A fundamental but largely unrecognized power of virtual reality lies in its capacity to give us insight into processes either too large or too small to be directly observable. We can at a glance view something as big as our planet or as small as a cell, making things we understood only in the most abstract sense become both tangible and actionable.

These "metaversal" powers are of immense value because they allow us to observe and comprehend the nature and consequences of our activities. With such tools to help us see what we're doing—as individuals, as nations, and as a species—we gain the opportunity to learn from our actions. Without them, we're flying blind, manipulating our environment on a global scale, but without proper understanding of the consequences.

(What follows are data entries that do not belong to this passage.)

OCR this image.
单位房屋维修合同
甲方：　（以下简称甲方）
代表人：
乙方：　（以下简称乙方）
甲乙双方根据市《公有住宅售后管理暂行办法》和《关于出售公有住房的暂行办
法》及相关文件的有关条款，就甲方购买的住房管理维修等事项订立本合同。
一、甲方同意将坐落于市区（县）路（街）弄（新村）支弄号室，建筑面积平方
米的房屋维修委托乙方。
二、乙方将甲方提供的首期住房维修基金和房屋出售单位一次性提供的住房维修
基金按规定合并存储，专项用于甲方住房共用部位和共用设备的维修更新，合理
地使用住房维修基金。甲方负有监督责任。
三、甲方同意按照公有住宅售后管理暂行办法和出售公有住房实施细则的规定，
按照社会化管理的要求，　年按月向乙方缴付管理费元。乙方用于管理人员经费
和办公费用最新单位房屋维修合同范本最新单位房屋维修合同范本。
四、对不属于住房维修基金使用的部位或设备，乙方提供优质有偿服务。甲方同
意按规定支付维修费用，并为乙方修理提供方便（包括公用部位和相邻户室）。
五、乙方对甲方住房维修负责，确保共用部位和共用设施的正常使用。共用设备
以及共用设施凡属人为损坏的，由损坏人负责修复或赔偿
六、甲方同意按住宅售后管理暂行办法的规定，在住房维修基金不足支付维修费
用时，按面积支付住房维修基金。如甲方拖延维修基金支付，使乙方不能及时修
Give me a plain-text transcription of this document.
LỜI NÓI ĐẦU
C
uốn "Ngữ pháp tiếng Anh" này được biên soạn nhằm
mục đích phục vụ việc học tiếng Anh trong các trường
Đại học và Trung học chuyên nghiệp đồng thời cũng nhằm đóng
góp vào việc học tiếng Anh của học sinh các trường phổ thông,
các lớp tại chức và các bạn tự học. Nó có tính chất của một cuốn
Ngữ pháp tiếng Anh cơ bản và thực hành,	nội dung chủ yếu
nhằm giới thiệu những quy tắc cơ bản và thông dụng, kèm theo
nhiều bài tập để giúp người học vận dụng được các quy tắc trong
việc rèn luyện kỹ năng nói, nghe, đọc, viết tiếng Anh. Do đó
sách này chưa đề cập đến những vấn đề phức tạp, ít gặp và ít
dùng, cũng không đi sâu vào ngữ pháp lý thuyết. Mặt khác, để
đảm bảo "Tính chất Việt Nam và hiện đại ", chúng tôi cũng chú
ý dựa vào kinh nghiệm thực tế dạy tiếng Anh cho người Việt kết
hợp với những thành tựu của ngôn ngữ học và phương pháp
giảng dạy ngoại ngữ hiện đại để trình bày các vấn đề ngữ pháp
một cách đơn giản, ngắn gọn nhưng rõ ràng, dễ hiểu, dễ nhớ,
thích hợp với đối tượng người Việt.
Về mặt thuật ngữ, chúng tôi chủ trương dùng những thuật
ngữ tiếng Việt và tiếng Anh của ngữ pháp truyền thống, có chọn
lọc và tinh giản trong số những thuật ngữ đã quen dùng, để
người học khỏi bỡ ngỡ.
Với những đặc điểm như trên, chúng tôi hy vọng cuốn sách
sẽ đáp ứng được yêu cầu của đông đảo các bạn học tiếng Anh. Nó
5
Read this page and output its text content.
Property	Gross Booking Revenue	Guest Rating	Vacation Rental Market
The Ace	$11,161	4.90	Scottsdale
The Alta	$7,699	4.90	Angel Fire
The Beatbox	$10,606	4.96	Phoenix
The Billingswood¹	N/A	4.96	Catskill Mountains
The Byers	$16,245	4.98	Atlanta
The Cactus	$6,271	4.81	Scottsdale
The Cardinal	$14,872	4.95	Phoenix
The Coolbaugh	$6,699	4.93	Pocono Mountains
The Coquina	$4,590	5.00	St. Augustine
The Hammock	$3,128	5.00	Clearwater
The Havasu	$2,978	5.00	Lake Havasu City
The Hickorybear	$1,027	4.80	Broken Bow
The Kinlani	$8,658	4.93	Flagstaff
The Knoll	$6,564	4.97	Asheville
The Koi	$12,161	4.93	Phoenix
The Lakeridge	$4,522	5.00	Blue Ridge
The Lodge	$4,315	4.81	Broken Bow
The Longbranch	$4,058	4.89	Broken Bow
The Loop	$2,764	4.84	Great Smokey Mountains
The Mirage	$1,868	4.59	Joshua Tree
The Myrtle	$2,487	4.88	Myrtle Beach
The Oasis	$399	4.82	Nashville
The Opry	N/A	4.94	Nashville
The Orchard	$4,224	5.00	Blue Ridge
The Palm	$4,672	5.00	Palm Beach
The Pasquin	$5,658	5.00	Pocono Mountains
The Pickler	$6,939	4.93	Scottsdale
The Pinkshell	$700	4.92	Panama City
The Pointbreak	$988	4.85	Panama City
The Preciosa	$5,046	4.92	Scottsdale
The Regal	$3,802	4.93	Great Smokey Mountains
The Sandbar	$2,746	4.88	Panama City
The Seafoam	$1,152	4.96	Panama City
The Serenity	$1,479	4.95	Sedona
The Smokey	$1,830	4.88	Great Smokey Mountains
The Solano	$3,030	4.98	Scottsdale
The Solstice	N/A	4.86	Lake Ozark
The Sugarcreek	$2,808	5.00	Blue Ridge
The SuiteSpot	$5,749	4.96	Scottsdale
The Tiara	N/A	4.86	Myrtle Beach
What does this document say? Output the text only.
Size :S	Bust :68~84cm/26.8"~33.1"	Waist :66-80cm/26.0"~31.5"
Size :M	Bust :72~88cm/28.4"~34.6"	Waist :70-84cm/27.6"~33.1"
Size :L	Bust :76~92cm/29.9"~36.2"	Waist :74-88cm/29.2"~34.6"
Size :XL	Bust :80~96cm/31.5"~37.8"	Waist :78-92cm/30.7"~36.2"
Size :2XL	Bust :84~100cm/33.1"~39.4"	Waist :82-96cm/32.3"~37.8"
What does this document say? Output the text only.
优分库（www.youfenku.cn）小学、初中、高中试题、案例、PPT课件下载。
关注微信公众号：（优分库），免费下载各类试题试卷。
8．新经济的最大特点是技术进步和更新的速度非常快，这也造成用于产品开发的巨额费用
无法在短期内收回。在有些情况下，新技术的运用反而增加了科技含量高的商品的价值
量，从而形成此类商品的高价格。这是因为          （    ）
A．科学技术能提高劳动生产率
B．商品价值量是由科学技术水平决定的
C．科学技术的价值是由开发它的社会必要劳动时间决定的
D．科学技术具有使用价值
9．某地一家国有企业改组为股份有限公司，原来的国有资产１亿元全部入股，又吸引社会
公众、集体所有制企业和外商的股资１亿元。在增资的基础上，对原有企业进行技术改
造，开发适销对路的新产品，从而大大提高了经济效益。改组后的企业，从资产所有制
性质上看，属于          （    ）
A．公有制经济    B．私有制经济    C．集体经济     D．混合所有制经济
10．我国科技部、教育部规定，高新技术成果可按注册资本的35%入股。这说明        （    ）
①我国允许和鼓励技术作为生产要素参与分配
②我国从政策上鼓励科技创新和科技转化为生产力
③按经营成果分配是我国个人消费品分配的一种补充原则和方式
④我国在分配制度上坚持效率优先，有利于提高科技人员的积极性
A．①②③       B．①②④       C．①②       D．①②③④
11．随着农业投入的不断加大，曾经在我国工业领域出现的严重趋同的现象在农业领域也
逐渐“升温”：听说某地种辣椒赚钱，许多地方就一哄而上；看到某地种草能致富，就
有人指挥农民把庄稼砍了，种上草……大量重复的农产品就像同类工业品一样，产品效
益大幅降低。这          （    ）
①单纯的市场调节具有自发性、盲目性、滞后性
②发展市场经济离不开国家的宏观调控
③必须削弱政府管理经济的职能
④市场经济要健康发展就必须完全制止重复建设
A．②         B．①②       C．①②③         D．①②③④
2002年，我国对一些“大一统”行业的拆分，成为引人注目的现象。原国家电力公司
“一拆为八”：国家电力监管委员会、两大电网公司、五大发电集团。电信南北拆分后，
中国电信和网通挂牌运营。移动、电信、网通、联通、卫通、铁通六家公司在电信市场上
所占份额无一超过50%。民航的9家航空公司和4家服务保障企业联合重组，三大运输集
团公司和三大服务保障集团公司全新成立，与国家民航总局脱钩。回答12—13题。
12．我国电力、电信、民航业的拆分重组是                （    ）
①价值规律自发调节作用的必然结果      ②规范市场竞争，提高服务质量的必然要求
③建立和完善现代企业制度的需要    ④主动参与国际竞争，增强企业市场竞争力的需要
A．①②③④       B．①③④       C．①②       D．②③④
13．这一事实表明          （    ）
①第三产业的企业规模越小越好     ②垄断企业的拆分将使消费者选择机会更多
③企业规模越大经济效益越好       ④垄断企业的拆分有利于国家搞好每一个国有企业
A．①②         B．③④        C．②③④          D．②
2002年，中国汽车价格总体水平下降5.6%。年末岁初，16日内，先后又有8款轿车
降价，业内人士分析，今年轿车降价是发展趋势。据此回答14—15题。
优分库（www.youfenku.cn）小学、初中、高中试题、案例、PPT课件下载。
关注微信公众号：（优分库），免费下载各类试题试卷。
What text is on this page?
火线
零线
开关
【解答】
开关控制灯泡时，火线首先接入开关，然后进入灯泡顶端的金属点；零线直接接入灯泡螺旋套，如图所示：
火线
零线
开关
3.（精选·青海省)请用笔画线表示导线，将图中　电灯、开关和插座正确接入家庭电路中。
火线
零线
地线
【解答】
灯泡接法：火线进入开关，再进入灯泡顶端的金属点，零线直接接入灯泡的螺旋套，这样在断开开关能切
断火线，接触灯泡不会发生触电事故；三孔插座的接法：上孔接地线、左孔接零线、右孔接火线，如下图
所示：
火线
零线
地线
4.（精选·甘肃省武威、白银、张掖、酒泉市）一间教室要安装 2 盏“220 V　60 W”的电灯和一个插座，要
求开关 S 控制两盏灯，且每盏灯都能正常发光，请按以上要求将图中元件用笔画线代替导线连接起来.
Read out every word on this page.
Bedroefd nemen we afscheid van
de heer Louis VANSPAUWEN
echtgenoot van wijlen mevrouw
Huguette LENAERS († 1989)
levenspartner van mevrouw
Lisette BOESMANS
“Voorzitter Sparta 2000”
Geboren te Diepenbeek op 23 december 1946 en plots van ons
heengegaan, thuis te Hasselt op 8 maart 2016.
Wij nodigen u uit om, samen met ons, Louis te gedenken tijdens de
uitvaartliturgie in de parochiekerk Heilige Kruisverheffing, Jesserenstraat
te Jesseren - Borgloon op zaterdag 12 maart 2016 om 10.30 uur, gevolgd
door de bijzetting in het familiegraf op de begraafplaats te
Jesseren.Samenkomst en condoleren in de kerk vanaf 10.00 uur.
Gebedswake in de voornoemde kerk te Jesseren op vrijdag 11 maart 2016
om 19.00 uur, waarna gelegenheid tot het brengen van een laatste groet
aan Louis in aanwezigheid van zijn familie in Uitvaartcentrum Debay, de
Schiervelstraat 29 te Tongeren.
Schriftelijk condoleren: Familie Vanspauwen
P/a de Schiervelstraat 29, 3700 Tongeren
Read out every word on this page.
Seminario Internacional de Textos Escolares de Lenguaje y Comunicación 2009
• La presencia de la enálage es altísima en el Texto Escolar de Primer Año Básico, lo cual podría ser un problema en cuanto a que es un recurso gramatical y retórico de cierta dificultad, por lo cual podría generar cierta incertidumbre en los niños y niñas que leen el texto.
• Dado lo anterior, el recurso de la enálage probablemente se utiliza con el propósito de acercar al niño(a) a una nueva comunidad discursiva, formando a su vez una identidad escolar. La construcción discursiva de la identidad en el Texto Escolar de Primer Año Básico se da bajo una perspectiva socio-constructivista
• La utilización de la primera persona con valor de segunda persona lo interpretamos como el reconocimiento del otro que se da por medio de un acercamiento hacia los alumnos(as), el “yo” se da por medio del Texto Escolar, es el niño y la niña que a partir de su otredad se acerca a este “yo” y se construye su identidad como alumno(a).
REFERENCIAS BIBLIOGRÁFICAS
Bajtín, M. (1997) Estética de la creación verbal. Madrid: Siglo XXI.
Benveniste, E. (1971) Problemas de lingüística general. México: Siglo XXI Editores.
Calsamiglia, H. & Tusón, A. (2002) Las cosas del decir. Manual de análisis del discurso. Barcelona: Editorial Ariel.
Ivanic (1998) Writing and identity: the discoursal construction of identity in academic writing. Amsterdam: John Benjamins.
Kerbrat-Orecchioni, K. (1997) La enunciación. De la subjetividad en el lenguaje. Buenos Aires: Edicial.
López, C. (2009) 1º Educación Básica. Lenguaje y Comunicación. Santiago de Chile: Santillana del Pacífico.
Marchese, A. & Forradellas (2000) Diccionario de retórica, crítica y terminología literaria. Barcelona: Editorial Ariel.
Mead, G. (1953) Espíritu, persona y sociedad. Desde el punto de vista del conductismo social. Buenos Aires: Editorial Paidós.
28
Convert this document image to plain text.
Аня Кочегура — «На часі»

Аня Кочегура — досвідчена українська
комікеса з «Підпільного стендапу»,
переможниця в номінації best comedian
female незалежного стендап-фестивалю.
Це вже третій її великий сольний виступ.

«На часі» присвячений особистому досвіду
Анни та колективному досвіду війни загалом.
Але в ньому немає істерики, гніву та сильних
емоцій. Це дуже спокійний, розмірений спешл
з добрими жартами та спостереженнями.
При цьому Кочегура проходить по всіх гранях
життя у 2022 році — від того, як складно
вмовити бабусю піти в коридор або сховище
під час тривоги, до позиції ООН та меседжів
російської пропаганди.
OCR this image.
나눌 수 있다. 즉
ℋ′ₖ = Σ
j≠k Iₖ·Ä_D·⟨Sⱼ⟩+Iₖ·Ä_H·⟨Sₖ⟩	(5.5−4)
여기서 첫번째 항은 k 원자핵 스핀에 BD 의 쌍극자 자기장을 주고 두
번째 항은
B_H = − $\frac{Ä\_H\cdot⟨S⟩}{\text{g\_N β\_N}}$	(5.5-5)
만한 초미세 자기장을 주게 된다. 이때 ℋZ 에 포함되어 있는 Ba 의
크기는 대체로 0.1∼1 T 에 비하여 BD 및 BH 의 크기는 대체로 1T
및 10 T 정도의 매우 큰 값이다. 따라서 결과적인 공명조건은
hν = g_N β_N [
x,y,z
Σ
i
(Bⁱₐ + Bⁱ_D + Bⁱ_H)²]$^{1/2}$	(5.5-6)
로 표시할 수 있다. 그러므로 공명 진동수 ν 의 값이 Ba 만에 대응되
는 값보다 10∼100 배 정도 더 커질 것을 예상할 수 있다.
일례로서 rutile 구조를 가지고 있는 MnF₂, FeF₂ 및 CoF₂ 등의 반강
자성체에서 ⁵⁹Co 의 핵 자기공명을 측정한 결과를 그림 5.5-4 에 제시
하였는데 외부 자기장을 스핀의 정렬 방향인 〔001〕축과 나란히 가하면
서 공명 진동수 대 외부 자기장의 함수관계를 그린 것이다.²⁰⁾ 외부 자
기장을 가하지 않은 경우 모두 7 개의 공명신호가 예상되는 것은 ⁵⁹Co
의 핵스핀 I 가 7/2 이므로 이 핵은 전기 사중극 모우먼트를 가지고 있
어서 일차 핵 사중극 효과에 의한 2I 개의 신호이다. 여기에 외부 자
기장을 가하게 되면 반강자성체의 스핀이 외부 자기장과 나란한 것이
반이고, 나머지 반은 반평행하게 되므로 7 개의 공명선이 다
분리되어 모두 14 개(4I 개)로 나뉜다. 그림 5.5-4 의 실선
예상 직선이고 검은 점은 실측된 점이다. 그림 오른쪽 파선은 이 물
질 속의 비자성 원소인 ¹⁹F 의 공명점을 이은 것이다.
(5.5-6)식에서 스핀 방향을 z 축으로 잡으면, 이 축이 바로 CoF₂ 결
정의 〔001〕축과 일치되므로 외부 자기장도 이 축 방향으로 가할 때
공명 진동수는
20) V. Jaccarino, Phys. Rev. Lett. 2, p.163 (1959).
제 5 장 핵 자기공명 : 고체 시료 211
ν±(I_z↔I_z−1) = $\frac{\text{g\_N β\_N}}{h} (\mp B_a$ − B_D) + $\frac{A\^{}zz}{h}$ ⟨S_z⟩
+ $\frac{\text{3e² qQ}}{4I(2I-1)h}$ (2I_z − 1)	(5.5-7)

So if we technologists are going to build a metaverse, let's start with a mirror world: a high-fidelity reflection of the real world, in all of its richness, complexity, and unpredictability. Encompassing the totality of the world within such a metaverse won't be easy—it will no doubt take our best minds years of work. But along the way we will be learning because as we construct that mirror and gaze into it, our blind spots will be revealed. We can then take what we learn and immediately put it to work protecting the real environment around us. And that's reason enough to undertake a planet-scale construction project in cyberspace.

This article appears in the November 2021 print issue as "Mirror Worlds."